Gender-based Violence and Climate Change

Across the globe, research shows the impacts of climate change can increase the risk of violence against women

There is a body of research that clearly illustrates the intersection between climate change, livelihoods, and gender-based violence.

Climate change and gender. What’s the relation?

The impacts of climate change are already being experienced by each person around the world. The experience of hardships such as lower earnings and food insecurity varies, like most things, for different gender groups.

The effects of climate change can create circumstances where inequalities associated with socially constructed gender roles can be made worse.

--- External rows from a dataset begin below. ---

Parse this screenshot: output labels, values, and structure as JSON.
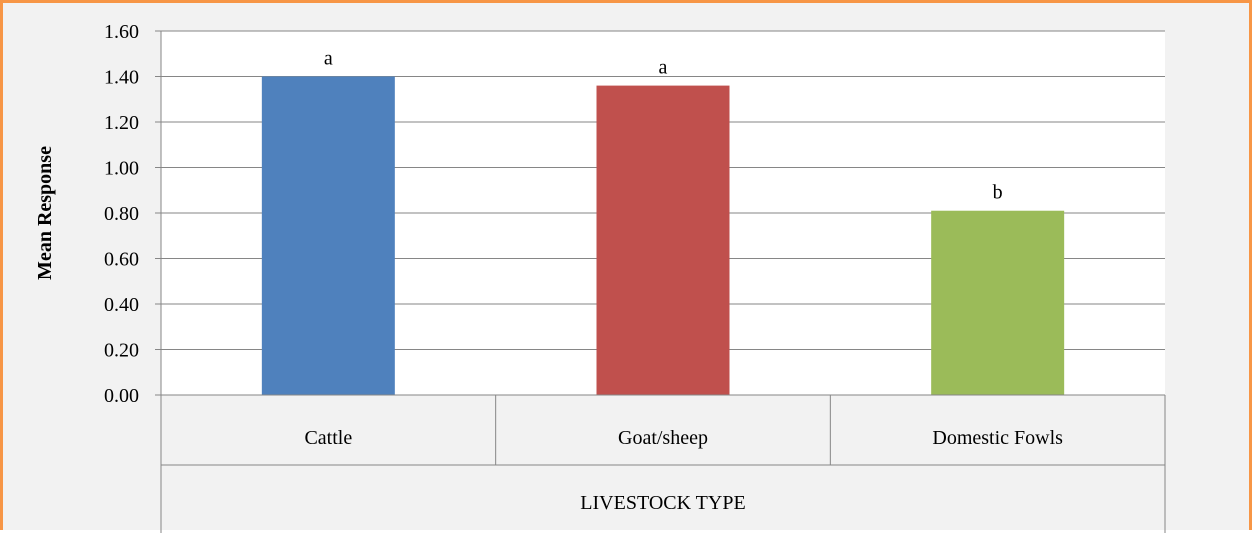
{
  "chart_data": {
    "type": "bar",
    "title": "",
    "ylabel": "Mean Response",
    "xlabel": "LIVESTOCK TYPE",
    "categories": [
      "Cattle",
      "Goat/sheep",
      "Domestic Fowls"
    ],
    "values": [
      1.4,
      1.36,
      0.81
    ],
    "data_labels": [
      "a",
      "a",
      "b"
    ],
    "colors": [
      "#4f81bd",
      "#c0504d",
      "#9bbb59"
    ],
    "ylim": [
      0,
      1.6
    ],
    "ytick_step": 0.2,
    "ytick_labels": [
      "0.00",
      "0.20",
      "0.40",
      "0.60",
      "0.80",
      "1.00",
      "1.20",
      "1.40",
      "1.60"
    ],
    "grid": true,
    "legend": "none"
  },
  "style": {
    "frame_border_color": "#f79646",
    "plot_background": "#ffffff",
    "gridline_color": "#868686"
  }
}
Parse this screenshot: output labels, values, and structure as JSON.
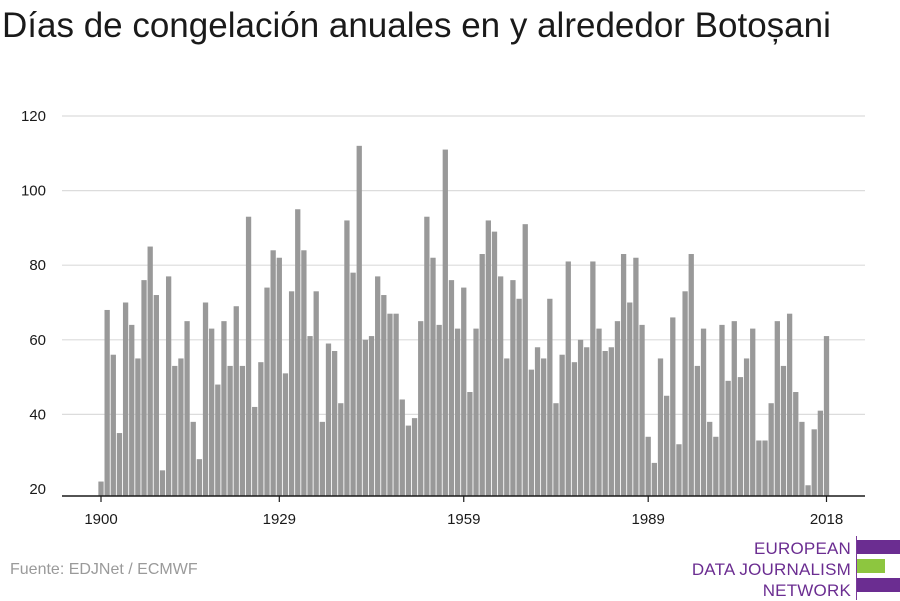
{
  "chart_data": {
    "type": "bar",
    "title": "Días de congelación anuales en y alrededor Botoșani",
    "xlabel": "",
    "ylabel": "",
    "ylim": [
      20,
      120
    ],
    "xlim": [
      1900,
      2018
    ],
    "y_ticks": [
      20,
      40,
      60,
      80,
      100,
      120
    ],
    "x_ticks": [
      1900,
      1929,
      1959,
      1989,
      2018
    ],
    "grid": true,
    "color": "#999999",
    "x": [
      1900,
      1901,
      1902,
      1903,
      1904,
      1905,
      1906,
      1907,
      1908,
      1909,
      1910,
      1911,
      1912,
      1913,
      1914,
      1915,
      1916,
      1917,
      1918,
      1919,
      1920,
      1921,
      1922,
      1923,
      1924,
      1925,
      1926,
      1927,
      1928,
      1929,
      1930,
      1931,
      1932,
      1933,
      1934,
      1935,
      1936,
      1937,
      1938,
      1939,
      1940,
      1941,
      1942,
      1943,
      1944,
      1945,
      1946,
      1947,
      1948,
      1949,
      1950,
      1951,
      1952,
      1953,
      1954,
      1955,
      1956,
      1957,
      1958,
      1959,
      1960,
      1961,
      1962,
      1963,
      1964,
      1965,
      1966,
      1967,
      1968,
      1969,
      1970,
      1971,
      1972,
      1973,
      1974,
      1975,
      1976,
      1977,
      1978,
      1979,
      1980,
      1981,
      1982,
      1983,
      1984,
      1985,
      1986,
      1987,
      1988,
      1989,
      1990,
      1991,
      1992,
      1993,
      1994,
      1995,
      1996,
      1997,
      1998,
      1999,
      2000,
      2001,
      2002,
      2003,
      2004,
      2005,
      2006,
      2007,
      2008,
      2009,
      2010,
      2011,
      2012,
      2013,
      2014,
      2015,
      2016,
      2017,
      2018
    ],
    "values": [
      22,
      68,
      56,
      35,
      70,
      64,
      55,
      76,
      85,
      72,
      25,
      77,
      53,
      55,
      65,
      38,
      28,
      70,
      63,
      48,
      65,
      53,
      69,
      53,
      93,
      42,
      54,
      74,
      84,
      82,
      51,
      73,
      95,
      84,
      61,
      73,
      38,
      59,
      57,
      43,
      92,
      78,
      112,
      60,
      61,
      77,
      72,
      67,
      67,
      44,
      37,
      39,
      65,
      93,
      82,
      64,
      111,
      76,
      63,
      74,
      46,
      63,
      83,
      92,
      89,
      77,
      55,
      76,
      71,
      91,
      52,
      58,
      55,
      71,
      43,
      56,
      81,
      54,
      60,
      58,
      81,
      63,
      57,
      58,
      65,
      83,
      70,
      82,
      64,
      34,
      27,
      55,
      45,
      66,
      32,
      73,
      83,
      53,
      63,
      38,
      34,
      64,
      49,
      65,
      50,
      55,
      63,
      33,
      33,
      43,
      65,
      53,
      67,
      46,
      38,
      21,
      36,
      41,
      61
    ]
  },
  "source": "Fuente: EDJNet / ECMWF",
  "logo": {
    "line1": "EUROPEAN",
    "line2": "DATA JOURNALISM",
    "line3": "NETWORK",
    "colors": {
      "purple": "#6b2d91",
      "green": "#8dc63f"
    }
  }
}
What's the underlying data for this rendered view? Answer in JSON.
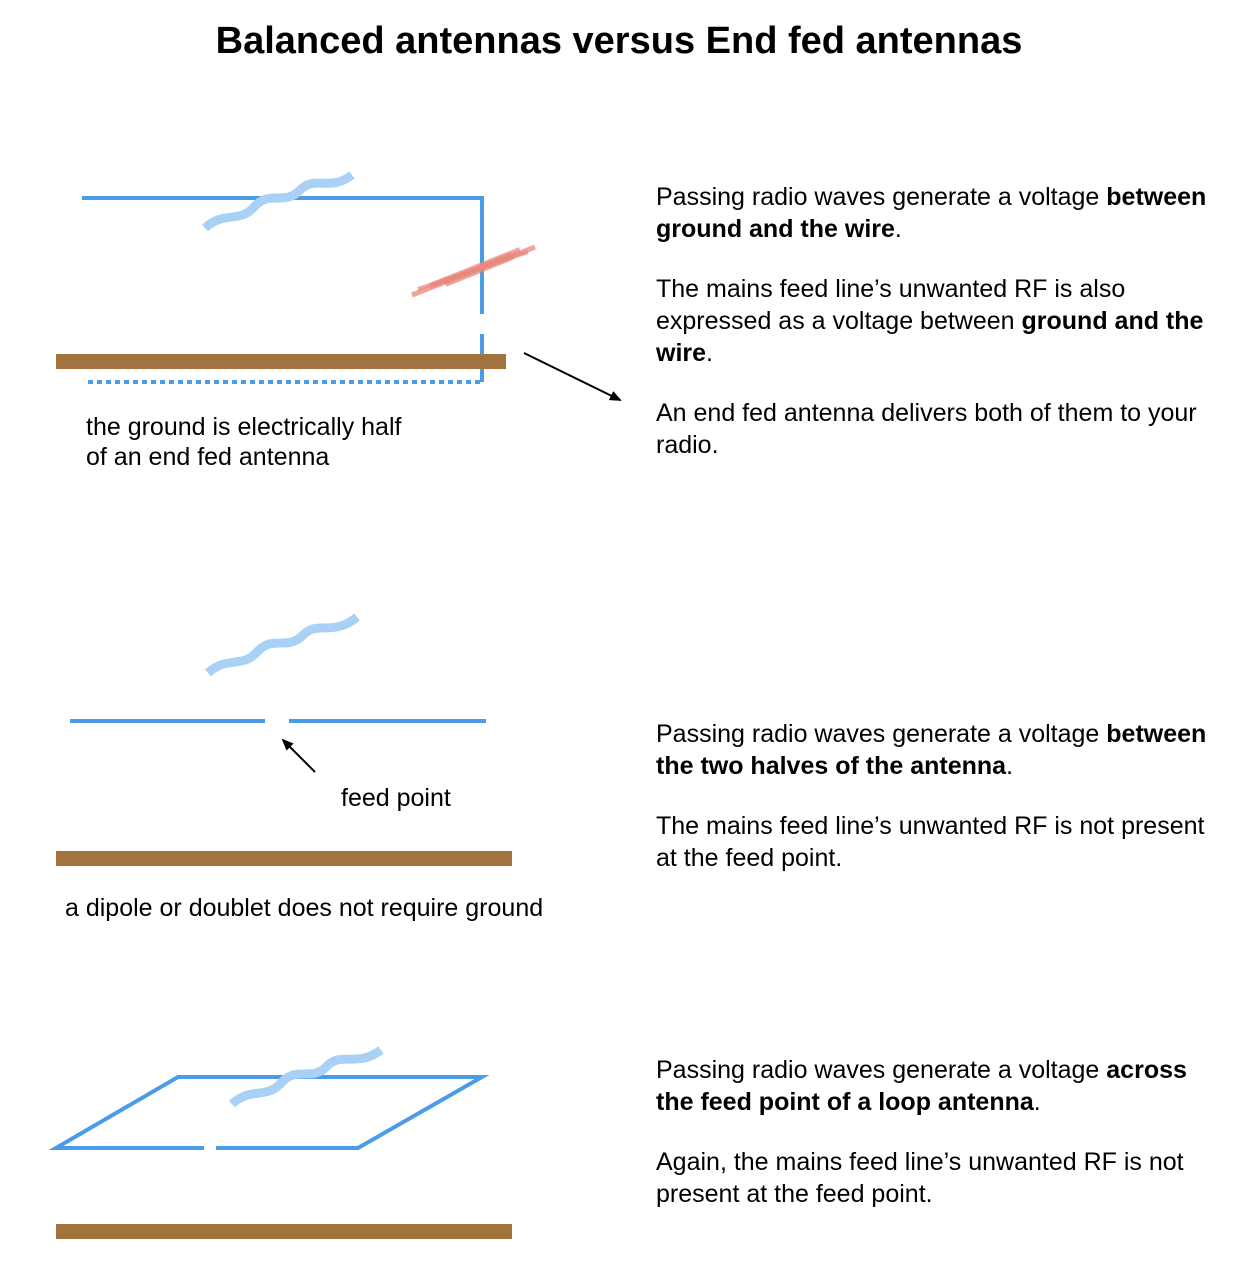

This is a wide and complex topic - this short article will focus on research illustrating how the impacts of climate change specifically can exacerbate the risk of violence against women.

Violence against women and long-term effects of climate change

Changing weather patterns, heavier rainfalls, prolonged droughts, higher temperatures, increased crop failure, livestock loss and increasing food insecurity can be particularly strenuous for rural agricultural communities across the world.

Research by the United Nations Development Program conducted a study on two rural communities in Uganda in 2019 that had been affected by climate change. In terms of increase violence against women, the following was found.

  • In periods of prolonged drought, there is increased vulnerability as women and young women make more frequent and longer journeys to obtain food or water.

  • Young women who spend more time fetching water have fewer days in school and may even drop out.

  • Families may marry off their daughters to better cope with food scarcity.

  • For families with men as sole providers, men may leave home to seek a living elsewhere, leaving women and children to fend for themselves, increasing their vulnerability to exploitation.


  • Poor harvests, livestock loss, and impacts on livelihoods puts pressure on men’s traditional role as providers. This can give rise to mental health issues, increase instances of alcohol abuse, and the assertion of masculinity through violence.

Violence against women after extreme weather events

Extreme weather events often mean people must evacuate their home areas, sometimes for long periods of time. However, decision-making regarding when and where to evacuate sometimes excludes women, with a direct bearing on women’s safety during and after a disaster. Often shelters may lack facilities for women and/or place them at risk for assault. Instances where violence against women has been recorded to increase after extreme weather events in Bangladesh[1] and Vietnam[2].

In the Global North research is also showing increases in gender-based violence after disasters. For example, a study examining domestic violence after Hurricane Katrina in the US, found psychological abuse of women increased by 35%, and 17% for men in the six months after the storm. Physical abuse of women increased by 98% in the same period[3]. Studies have shown similar instances after floods in the US[4] and New Zealand[5], and after bushfires in Australia (which linked the increase in violence to the burdens placed on men by traditional masculinities in the face of loss of livelihoods)[6].

What can be done?

  • Gender equality, especially in leadership roles, needs to become more mainstream in international climate institutions, including big banks in charge of climate finance.
  • Further research is needed to highlight areas where policies are failing to provide personal safety for women.
  • Engagement with men and women in communities to; increase understanding of gender-based violence and alternatives to it in relationships, build gender-equitable attitudes, practices, and norms, and dismantle harmful masculinities and gender norms.
  • Provide care for GBV survivors.

Two pieces of research this article utilised, and we recommend reading for further detail and analysis.

1: Alston M (2015) Women and Climate Change in Bangladesh (Routledge, New York), and Nasreen M (2008) Violence against women during flood and post-flood situations in Bangladesh (ActionAid Bangladesh, Dhaka).
2: United Nations, Oxfam International (2009) Responding to climate change in Viet Nam: opportunities for improving gender equality.
3: Schumacher JA, et al. (2010) Intimate partner violence and Hurricane Katrina: predictors and associated mental health outcomes. Violence Vict 25(5):588–603.
4: Fothergill A (2008) Domestic violence after disaster: voices from the 1997 Grand Forks Flood. Women and Disasters: From Theory to Practice, eds Phillips BD, Morrow BH (International Research Committee on Disasters, 131-154).
5: Houghton R (2009) “Everything became a struggle, absolute struggle”: post-flood increases in domestic violence in New Zealand. Women, Gender and Disaster: Global Issues and Initiatives (SAGE Publications, New Delhi), pp 99–111.
6: Carrington K, McIntosh A, Hogg R, Scott J (2013) Rural masculinities and the internalisation of violence in agricultural communities. Int J Rural Criminol 2(1):3–24, and, Whittenbury K (2013) Climate change, women’s health, wellbeing and experiences of gender based violence in Australia. Research, Action and Policy: Addressing the Gendered Impacts of Climate Change, eds Alston M, Whittenbury K (Springer, New York), pp 207–221.